The notion that a computer memory location has an address which is a multiple of some value.

This notion is used in a variety of ways:

  • the "aligned" form is used to refer to a location which has a particular "alignment".

  • "n-byte alignment" refers to the notion of placing memory locations at addresses which are multiples of n. For example, a "4-byte aligned" location has an address which is a multiple of 4.
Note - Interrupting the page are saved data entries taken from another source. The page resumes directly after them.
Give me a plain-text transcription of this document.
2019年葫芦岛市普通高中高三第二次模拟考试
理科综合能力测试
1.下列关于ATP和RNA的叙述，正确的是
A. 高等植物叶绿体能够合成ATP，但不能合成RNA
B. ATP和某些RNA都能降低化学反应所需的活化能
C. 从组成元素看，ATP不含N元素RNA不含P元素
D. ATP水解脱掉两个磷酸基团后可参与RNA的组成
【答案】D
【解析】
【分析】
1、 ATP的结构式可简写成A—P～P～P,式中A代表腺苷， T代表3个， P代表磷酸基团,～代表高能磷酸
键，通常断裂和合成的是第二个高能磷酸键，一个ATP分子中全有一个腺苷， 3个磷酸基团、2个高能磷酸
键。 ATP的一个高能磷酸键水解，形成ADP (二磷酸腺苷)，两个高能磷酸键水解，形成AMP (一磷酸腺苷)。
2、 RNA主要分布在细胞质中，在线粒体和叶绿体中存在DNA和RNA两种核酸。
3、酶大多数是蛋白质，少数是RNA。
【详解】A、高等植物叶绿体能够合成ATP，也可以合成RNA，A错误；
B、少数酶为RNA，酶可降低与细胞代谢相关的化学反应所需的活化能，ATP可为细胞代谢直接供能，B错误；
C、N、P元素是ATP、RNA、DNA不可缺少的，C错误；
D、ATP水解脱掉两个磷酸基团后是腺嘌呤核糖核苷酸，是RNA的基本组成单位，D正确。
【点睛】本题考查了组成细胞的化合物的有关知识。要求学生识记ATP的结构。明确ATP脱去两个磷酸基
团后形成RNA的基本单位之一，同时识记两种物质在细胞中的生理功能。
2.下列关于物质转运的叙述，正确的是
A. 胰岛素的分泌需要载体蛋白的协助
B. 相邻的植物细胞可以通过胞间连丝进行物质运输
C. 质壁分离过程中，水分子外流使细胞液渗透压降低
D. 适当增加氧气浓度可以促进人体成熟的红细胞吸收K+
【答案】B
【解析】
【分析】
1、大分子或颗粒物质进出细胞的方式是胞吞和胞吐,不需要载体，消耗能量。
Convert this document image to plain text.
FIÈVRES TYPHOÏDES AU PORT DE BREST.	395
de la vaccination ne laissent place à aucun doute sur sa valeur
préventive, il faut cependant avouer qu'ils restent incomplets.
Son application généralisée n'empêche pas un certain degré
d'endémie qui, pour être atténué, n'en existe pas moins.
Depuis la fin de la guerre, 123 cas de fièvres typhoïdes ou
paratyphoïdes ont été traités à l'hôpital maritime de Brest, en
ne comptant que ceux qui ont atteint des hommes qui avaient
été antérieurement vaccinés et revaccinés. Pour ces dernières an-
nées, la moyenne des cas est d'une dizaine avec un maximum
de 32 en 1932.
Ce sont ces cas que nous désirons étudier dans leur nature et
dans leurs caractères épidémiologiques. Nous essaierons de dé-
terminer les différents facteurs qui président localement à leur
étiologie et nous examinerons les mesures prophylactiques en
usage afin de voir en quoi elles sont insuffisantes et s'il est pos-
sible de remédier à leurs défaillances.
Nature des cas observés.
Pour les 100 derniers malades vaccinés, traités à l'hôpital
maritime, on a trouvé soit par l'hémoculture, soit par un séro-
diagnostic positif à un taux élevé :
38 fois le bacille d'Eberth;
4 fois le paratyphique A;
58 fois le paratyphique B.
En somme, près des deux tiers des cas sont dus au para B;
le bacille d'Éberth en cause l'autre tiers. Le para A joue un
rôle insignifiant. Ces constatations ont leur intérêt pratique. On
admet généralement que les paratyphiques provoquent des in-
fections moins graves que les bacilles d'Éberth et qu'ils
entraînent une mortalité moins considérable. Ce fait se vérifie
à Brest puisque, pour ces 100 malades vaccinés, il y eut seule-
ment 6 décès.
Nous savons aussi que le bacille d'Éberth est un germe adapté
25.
  • data type alignment" refers to the notion of placing memory locations at addresses which are multiples of the size of data type entities.
Some examples are probably in order:
  • "4-byte aligned" refers to a memory location which has an address which is a multiple of 4.
  • "word aligned" refers to a memory location which has an address which is a multiple of the size of a "word" (note that the size of a "word" varies from architecture to architecture).
  • "integer aligned" which refers to a memory location which has an address which is a multiple of the size of an "integer" (again, the size of an "integer" varies from architecture to architecture).
Data types which are often used in "data type aligned" or "data type alignment" are (in alphabetical order):
  • byte
  • double precision - a floating point entity which is the size of a C programming language "double" (usually but not always 8 bytes long)
  • double word - double the size of a "word"
  • full word - synonym for "word" when clarity is important
  • half word - half the size of a "word"
  • int - refers to the C "int" data type
  • integer - a synonym for "int"
  • long - refer's to the C "long" data type
  • page - refers to a virtual memory page (usually 4K these days but other powers of two like 512, 1024, 2048 and 8192 are not unheard of)
  • quad - a synonym for "quad precision"
  • quad precision - a floating point entity which is the size of a C "long double" (usually but not always 16 bytes long)
  • short - refers to the C "short" datatype
  • single precision - a floating point entity which is the size of a C "float" (usually but not always 4 bytes long)
  • word - the 'natural' word size on the machine (typically the size of an "int")
The above list uses C data types to avoid having to define terms like "int" in architecture-neutral ways.

This writeup makes a critical and subtle assumption - that we're dealing with machine architectures that have byte-addressable memory which means that each byte has a unique address. Some machines are word-addressable which means that each word has a unique address and the way to get at a byte is to fetch the word and then use a combination of shift and mask operations to extract the byte from the word (word-addressable machines are pretty rare these days).

If I recall correctly, the old Cray vector-style supercomputers were word-addressable and not byte-addressable.